The support for domain specific indexes is, awaiting review / finished. Although we can further optimize it now. More on that later in this post. Image that you have this ontology:
nie:InformationElement a rdfs:Class .
nie:title a rdf:Property ;
nrl:maxCardinality 1 ;
rdfs:domain nie:InformationElement ;
rdfs:range xsd:string .
nmm:MusicPiece a rdfs:Class ;
rdfs:subClassOf nie:InformationElement .
nmm:beatsPerMinute a rdf:Property ;
nrl:maxCardinality 1 ;
rdfs:domain nmm:MusicPiece ;
rdfs:range xsd:integer .
With that ontology there are three tables called “Resource”, “nmo:MusicPiece” and “nie:InformationElement” in SQLite’s schema:
- The “Resource” table has ID and the subject string
- The “nie:InformationElement” has ID and “nie:title”
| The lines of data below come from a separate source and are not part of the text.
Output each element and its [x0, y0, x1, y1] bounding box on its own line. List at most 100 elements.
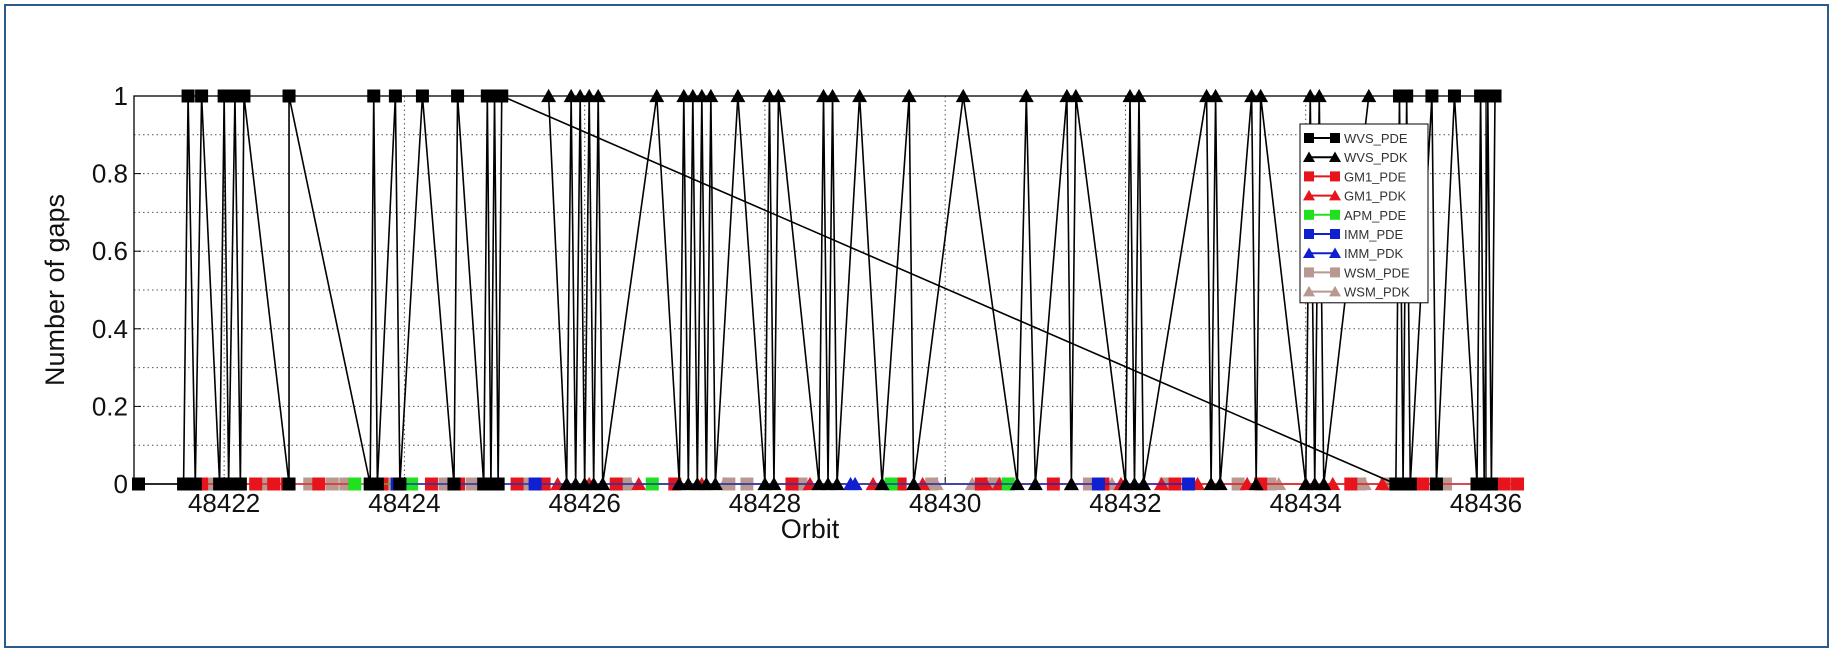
legend-item: GM1_PDE [1304, 169, 1406, 184]
axis-ticks: 48422 48424 48426 48428 48430 48432 48434 48436… [92, 81, 1522, 518]
data-point [132, 477, 146, 491]
data-point [1316, 476, 1332, 491]
legend-marker [1329, 247, 1341, 258]
legend-marker [1330, 229, 1340, 239]
legend-marker [1304, 267, 1314, 278]
series-layer [132, 88, 1525, 491]
legend-marker [1330, 133, 1340, 143]
legend-label: WSM_PDE [1344, 265, 1410, 280]
data-point [730, 88, 746, 103]
data-point [901, 88, 917, 103]
data-point [1429, 477, 1443, 491]
data-point [906, 476, 922, 491]
legend-marker [1330, 267, 1340, 278]
legend-item: IMM_PDK [1303, 246, 1404, 261]
data-point [707, 476, 723, 491]
legend-label: WVS_PDK [1344, 150, 1408, 165]
legend-item: APM_PDE [1304, 208, 1406, 223]
legend-label: GM1_PDK [1344, 189, 1406, 204]
data-point [1027, 476, 1043, 491]
data-point [1311, 88, 1327, 103]
x-tick-label: 48424 [368, 488, 440, 518]
data-point [1068, 88, 1084, 103]
data-point [1425, 89, 1439, 103]
legend-marker [1304, 209, 1314, 220]
data-point [415, 89, 429, 103]
legend-marker [1303, 189, 1315, 201]
data-point [825, 88, 841, 103]
x-tick-label: 48436 [1450, 488, 1522, 518]
legend-label: WVS_PDE [1344, 131, 1408, 146]
data-point [1135, 476, 1151, 491]
data-point [282, 89, 296, 103]
x-tick-label: 48432 [1089, 488, 1161, 518]
legend-item: GM1_PDK [1303, 189, 1406, 204]
figure-frame: 48422 48424 48426 48428 48430 48432 48434 48436… [4, 4, 1829, 648]
data-point [703, 88, 719, 103]
data-point [181, 89, 195, 103]
series-wvs-pdk [541, 88, 1377, 491]
legend-item: WSM_PDK [1303, 285, 1410, 300]
data-point [1182, 477, 1196, 491]
y-tick-label: 0.4 [92, 314, 128, 344]
data-point [1212, 476, 1228, 491]
y-axis-label: Number of gaps [40, 194, 70, 386]
series-wvs-pde [132, 89, 1502, 491]
x-tick-label: 48434 [1270, 488, 1342, 518]
data-point [491, 477, 505, 491]
data-point [370, 477, 384, 491]
data-point [233, 477, 247, 491]
legend-label: APM_PDE [1344, 208, 1406, 223]
legend: WVS_PDE WVS_PDK GM1_PDE GM1_PDK APM_PDE IMM_P… [1299, 123, 1429, 304]
data-point [367, 89, 381, 103]
data-point [649, 88, 665, 103]
x-axis-label: Orbit [781, 514, 840, 544]
data-point [1400, 89, 1414, 103]
data-point [195, 89, 209, 103]
data-point [312, 477, 326, 491]
data-point [1416, 477, 1430, 491]
legend-label: WSM_PDK [1344, 285, 1410, 300]
data-point [541, 88, 557, 103]
data-point [528, 477, 542, 491]
legend-item: WSM_PDE [1304, 265, 1410, 280]
y-tick-label: 0.8 [92, 159, 128, 189]
data-point [1018, 88, 1034, 103]
data-point [1403, 477, 1417, 491]
y-tick-label: 0.2 [92, 391, 128, 421]
y-tick-label: 1 [114, 81, 128, 111]
x-tick-label: 48426 [549, 488, 621, 518]
x-tick-label: 48430 [909, 488, 981, 518]
legend-label: IMM_PDE [1344, 227, 1404, 242]
legend-marker [1330, 209, 1340, 220]
legend-marker [1329, 285, 1341, 297]
data-point [829, 476, 845, 491]
data-point [237, 89, 251, 103]
series-imm-pdk [843, 476, 863, 491]
legend-marker [1303, 151, 1315, 162]
data-point [1253, 88, 1269, 103]
data-point [847, 476, 863, 491]
data-point [1248, 476, 1264, 491]
legend-marker [1329, 151, 1341, 162]
data-point [282, 477, 296, 491]
data-point [1447, 89, 1461, 103]
data-point [1208, 88, 1224, 103]
legend-marker [1304, 133, 1314, 143]
legend-label: GM1_PDE [1344, 169, 1406, 184]
data-point [766, 476, 782, 491]
data-point [249, 477, 263, 491]
data-point [188, 477, 202, 491]
legend-marker [1303, 285, 1315, 297]
gap-chart: 48422 48424 48426 48428 48430 48432 48434 48436… [40, 81, 1525, 544]
data-point [770, 88, 786, 103]
y-tick-label: 0 [114, 469, 128, 499]
data-point [388, 89, 402, 103]
data-point [1484, 477, 1498, 491]
data-point [874, 476, 890, 491]
data-point [451, 89, 465, 103]
data-point [1488, 89, 1502, 103]
data-point [1091, 477, 1105, 491]
data-point [1063, 476, 1079, 491]
data-point [955, 88, 971, 103]
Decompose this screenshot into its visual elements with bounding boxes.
- The “nmm:MusicPiece” one has ID and “nmm:beatsPerMinute”
That’s fairly simple, right? The problem is that when you ORDER BY “nie:title” that you’ll cause a full table scan on “nie:InformationElement”. That’s not good, because there are less “nmm:MusicPiece” records than “nie:InformationElement” ones.
Imagine that we do this SPARQL query:
SELECT ?title WHERE {
?resource a nmm:MusicPiece ;
nie:title ?title
} ORDER BY ?title
We translate that, for you, to this SQL on our schema:
SELECT "title_u" FROM (
SELECT "nmm:MusicPiece1"."ID" AS "resource_u",
"nie:InformationElement2"."nie:title" AS "title_u"
FROM "nmm:MusicPiece" AS "nmm:MusicPiece1",
"nie:InformationElement" AS "nie:InformationElement2"
WHERE "nmm:MusicPiece1"."ID" = "nie:InformationElement2"."ID"
AND "title_u" IS NOT NULL
) ORDER BY "title_u"
OK, so with support for domain indexes we change the ontology like this:
nmm:MusicPiece a rdfs:Class ;
rdfs:subClassOf nie:InformationElement ;
tracker:domainIndex nie:title .
Now we’ll have the three tables called “Resource”, “nmo:MusicPiece” and “nie:InformationElement” in SQLite’s schema. But they will look like this:
- The “Resource” table has ID and the subject string
- The “nie:InformationElement” has ID and “nie:title”
- The “nmm:MusicPiece” table now has three columns called ID, “nmm:beatsPerMinute” and “nie:title”
The same data, for titles of music pieces, will be in both “nie:InformationElement” and “nmm:MusicPiece”. We copy to the mirror column during ontology change coping, and when new inserts happen.
When now the rdf:type is known in the SPARQL query as a nmm:MusicPiece, like in the query mentioned earlier, we know that we can use the “nie:title” from the “nmm:MusicPiece” table in SQLite. That allows us to generate you this SQL query:
SELECT "title_u" FROM (
SELECT "nmm:MusicPiece1"."ID" AS "resource_u",
"nmm:MusicPiece1"."nie:title" AS "title_u"
FROM "nmm:MusicPiece" AS "nmm:MusicPiece1"
WHERE "title_u" IS NOT NULL
) ORDER BY "title_u"
A remaining optimization is when you request a rdf:type that is a subclass of nmm:MusicPiece, like this:
SELECT ?title WHERE {
?resource a nmm:MusicPiece, nie:InformationElement ;
nie:title ?title
} ORDER BY ?title
It’s still not as bad as now the “nie:title” is still taken from the “nmm:MusicPiece” table. But the join with “nie:InformationElement” is still needlessly there (we could just do the earlier SQL query in this case):
SELECT "title_u" FROM (
SELECT "nmm:MusicPiece1"."ID" AS "resource_u",
"nmm:MusicPiece1"."nie:title" AS "title_u"
FROM "nmm:MusicPiece" AS "nmm:MusicPiece1",
"nie:InformationElement" AS "nie:InformationElement2"
WHERE "nmm:MusicPiece1"."ID" = "nie:InformationElement2"."ID"
AND "title_u" IS NOT NULL
) ORDER BY "title_u"
We will probably optimize this specific use-case further later this week.